News

March 31, 2003

Before adjourning at the end of June, the General Assembly will be asked to authorize the city of Wilmington to tap into one or more new sources of revenue. Its doing so, according to Mayor Jams Baker, will enable the city to avert a financial disaster.

"We can't tax our way out of it or cut our way out of it," Baker said at a press event on Mar. 31 at which he released a grim report on city's financial future and Governor Ruth Ann Minner pledged her support for steps to prevent its prognosis from coming to pass.

The report, by the Wilmington Economic & Financial Advisory Council with technical help from Public Financial Management, a Philadelphia-based consultant to public entities, said that , if present trends continue absent any action to address 'structural defects' in its revenue-generating capacity, Wilmington faces a budget shortfall of nearly $5 million in the fiscal year which begins July 1 and that will grow to $12.1 million by fiscal 2007.

Even with a best-case scenario involving a reversal of the present  straits in the national economy, there will still be deficits of $3.4 million in the coming fiscal year, growing to $5.2 million in the following four years.

"The bottom line is that the city of Wilmington faces the same sort of problem that we do at the state level," Minner said. "The [financial] health of the city is an integral part of the health of the state."

Flanked by Mayor James Baker (left) and City Council president Ted Blunt, Governor Ruth Ann Minner signs an executive order establishing a task force to recommend new sources of revenue for Wilmington. Seated behind them are Fred Sears (right), who will co-chair the task force, and Michael Hare who will be City Council's representative 0on it.

As she has said with regard to state finances, "quick fixes and gimmicks will not work."

By executive order, she established a 23-member task force composed of representatives of the public and private sectors. It is charged with evaluating the council's report and recommendations and presenting its own proposals to the governor and General Assembly by May 31. That, Minner said, would give the legislature time to act so that the new revenue sources are in place for the coming fiscal year.

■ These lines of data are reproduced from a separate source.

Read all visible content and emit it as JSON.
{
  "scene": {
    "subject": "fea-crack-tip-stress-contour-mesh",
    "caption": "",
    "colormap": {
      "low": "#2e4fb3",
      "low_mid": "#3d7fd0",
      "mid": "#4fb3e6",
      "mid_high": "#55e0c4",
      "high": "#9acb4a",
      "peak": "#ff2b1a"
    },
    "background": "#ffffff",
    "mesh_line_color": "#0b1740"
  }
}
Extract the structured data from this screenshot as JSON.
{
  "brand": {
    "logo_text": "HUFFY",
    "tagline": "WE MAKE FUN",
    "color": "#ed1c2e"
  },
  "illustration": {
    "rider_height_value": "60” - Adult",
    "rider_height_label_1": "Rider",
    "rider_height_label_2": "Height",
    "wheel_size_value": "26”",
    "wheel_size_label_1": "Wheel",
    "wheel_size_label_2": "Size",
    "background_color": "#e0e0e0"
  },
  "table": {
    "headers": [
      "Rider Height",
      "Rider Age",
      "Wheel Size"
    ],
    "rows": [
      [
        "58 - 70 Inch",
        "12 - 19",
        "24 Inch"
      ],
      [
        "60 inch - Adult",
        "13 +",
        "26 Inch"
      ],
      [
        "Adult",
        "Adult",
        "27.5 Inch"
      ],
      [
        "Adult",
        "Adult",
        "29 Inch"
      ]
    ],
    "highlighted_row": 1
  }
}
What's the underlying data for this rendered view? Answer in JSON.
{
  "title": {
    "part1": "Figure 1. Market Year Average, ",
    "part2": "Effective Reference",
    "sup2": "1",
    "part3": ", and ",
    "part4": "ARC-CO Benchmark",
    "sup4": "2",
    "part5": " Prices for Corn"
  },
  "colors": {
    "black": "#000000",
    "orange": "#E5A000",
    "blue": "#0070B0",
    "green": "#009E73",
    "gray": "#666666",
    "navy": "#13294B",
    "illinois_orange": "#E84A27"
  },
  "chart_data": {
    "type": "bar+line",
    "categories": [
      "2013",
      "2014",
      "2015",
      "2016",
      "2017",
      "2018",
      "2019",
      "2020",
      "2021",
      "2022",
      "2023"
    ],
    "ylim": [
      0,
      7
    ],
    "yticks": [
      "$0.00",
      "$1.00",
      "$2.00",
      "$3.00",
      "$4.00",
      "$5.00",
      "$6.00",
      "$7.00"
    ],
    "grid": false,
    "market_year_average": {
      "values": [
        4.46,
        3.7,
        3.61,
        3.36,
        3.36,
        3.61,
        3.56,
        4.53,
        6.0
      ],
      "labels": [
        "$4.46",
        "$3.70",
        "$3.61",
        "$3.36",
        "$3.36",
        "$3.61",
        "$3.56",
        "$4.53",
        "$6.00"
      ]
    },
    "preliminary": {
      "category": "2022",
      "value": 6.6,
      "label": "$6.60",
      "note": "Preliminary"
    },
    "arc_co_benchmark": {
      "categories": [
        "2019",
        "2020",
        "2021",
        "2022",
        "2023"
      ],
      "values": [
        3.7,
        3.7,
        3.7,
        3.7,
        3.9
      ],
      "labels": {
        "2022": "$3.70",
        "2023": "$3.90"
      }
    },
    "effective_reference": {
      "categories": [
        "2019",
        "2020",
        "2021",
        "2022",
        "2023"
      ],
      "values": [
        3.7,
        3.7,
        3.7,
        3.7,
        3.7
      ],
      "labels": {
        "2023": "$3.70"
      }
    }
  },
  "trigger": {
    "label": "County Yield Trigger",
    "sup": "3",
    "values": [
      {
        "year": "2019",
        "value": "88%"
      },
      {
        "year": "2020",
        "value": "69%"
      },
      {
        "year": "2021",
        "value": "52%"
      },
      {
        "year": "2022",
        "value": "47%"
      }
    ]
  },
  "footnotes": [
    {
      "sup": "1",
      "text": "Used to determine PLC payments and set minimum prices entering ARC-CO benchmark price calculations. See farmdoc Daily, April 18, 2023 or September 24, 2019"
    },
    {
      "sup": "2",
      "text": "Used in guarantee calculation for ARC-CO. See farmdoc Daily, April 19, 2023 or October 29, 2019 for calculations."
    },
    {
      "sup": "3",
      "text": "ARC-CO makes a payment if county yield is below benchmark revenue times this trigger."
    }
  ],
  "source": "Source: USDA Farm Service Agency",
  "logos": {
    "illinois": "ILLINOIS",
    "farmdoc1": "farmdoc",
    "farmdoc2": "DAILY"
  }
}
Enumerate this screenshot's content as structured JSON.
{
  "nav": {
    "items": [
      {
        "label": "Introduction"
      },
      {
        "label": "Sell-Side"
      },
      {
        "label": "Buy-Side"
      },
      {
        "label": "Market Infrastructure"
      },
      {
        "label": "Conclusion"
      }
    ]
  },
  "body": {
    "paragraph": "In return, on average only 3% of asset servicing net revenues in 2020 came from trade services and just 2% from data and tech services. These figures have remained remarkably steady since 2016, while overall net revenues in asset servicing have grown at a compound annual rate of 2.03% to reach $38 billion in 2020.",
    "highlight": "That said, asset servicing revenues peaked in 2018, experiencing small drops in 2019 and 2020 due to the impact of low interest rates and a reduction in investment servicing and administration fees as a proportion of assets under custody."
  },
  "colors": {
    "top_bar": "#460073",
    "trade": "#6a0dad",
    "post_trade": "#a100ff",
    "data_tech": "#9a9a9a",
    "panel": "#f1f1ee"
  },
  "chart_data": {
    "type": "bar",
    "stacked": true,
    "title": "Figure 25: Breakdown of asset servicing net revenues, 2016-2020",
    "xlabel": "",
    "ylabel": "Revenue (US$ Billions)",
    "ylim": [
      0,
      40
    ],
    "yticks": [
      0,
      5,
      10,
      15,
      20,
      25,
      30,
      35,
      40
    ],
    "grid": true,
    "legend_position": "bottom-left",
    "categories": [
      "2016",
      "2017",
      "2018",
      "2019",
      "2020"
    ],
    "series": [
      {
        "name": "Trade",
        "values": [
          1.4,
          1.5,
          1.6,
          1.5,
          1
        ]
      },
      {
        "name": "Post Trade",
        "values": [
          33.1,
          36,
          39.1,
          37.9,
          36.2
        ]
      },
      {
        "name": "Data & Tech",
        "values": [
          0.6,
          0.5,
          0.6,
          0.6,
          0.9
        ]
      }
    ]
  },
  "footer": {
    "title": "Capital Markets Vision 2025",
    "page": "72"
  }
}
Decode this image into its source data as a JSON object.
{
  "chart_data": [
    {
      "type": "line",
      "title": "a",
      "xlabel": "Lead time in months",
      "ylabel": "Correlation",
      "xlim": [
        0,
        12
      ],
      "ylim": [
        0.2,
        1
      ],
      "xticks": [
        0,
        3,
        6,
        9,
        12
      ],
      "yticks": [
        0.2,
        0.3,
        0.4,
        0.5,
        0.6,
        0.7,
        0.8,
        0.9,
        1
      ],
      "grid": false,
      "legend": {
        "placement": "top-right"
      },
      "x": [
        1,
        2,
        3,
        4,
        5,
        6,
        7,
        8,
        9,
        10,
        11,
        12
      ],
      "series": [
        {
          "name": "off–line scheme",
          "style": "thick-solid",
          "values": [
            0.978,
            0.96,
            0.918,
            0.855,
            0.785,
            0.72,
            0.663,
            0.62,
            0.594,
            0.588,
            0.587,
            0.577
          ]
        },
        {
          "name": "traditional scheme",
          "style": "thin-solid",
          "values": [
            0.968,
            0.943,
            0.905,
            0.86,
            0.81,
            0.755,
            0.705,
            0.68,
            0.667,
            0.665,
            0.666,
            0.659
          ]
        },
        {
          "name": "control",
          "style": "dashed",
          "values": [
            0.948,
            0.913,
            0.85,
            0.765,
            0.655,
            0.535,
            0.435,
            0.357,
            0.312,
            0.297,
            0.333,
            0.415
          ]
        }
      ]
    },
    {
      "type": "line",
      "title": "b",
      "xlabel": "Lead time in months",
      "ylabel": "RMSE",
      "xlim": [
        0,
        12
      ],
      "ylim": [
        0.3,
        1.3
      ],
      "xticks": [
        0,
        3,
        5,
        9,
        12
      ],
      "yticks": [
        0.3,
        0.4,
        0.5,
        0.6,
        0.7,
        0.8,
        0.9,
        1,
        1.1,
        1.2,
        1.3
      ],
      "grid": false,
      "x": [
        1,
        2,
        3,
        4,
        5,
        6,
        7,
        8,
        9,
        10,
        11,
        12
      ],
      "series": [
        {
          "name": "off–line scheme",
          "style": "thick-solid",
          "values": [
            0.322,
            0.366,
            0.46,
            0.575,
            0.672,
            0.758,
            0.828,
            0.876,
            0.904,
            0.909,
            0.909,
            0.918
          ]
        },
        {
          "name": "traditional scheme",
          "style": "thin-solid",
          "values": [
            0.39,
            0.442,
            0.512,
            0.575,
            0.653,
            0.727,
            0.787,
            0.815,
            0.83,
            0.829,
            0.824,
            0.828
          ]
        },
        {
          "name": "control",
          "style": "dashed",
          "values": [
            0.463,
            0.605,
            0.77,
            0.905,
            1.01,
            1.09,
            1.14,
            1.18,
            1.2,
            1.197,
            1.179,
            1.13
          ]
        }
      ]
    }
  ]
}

She pledged her full support for whatever proposals the task force developed, but declined to speculate on what they might be or comment on the six put forth by thee advisory council. It said if all were adopted they would generate annual revenue of between $5.7 million and $21,5 million, depending upon which options within each method are selected.

The most radical idea is to require tax-exempt entities located within the city to make payments in lieu of property taxes. No taxes can be collected on about 42% of the city's total property value. While their owners would keep tax-exempt status, they would be assessed mandatory fees equivalent to part or all of what they would have paid if taxed. Affected could be such things as state- and county-owned property, schools, hospitals and non-profit institutions. The report notes several other cities where such payments are required, but pointedly avoids any mention of property owned by religious institutions, which traditionally have been the stumbling block on which such proposals fall.

Also proposed are new city taxes on cigarettes, hotel rooms, parking, event admissions and natural gas. Under Delaware law, the General Assembly would have to authorize the city to levy such taxes.

The report also notes that Delaware, unlike "most states," does not have a permanent revenue-sharing system to assist local governments. The state does provide assistance in several specific programs. The report lists Delaware last among the 50 states in terms of local revenue as a percentage of total tax revenue collected in the state, but that ranking does not take into account the fact Delaware provides many services, including road maintenance and public schools, which are municipal responsibilities elsewhere.

Minner said the task force, which is expected to deliberate in public, is not restricted to the council proposals. Baker said the council started out with about 50 possible ideas to consider, but did not say what any of the others were. The governor said that ideas from any source will be welcome.

Baker, however, rejected as "inconsistent with the problem [and] not fiscally sound" a proposal attributed to Republican sources that the city could make $1 million worth of budget cuts and use that money to hire additional police officers. The idea will not "stand up under the weight of reality," he said.

"We've cut the budget for three straight years; we've laid off people (city workers) for three years," he said. "Even if we could remove $1 million from the [current] budget, where do we go from there?"

It was announced that Fred Sears, head of the Delaware Community Foundation and chairman of the financial advisory council, and Scott Green, of M.B.N.A. Bank, will chair the task force. City Council president Ted Blunt said he will appoint Councilman Michael Hare to be City Council's representative. The other 20 members,  who will come from state, city and New Castle County governments and the private sector are to be announced soon.

Blunt noted that Minner responded by agreeing to create  the task force immediately upon being presented with the report on Mar. 28 and hailed that indication of support despite the fact that she is confronted with a serious financial situation on the state level.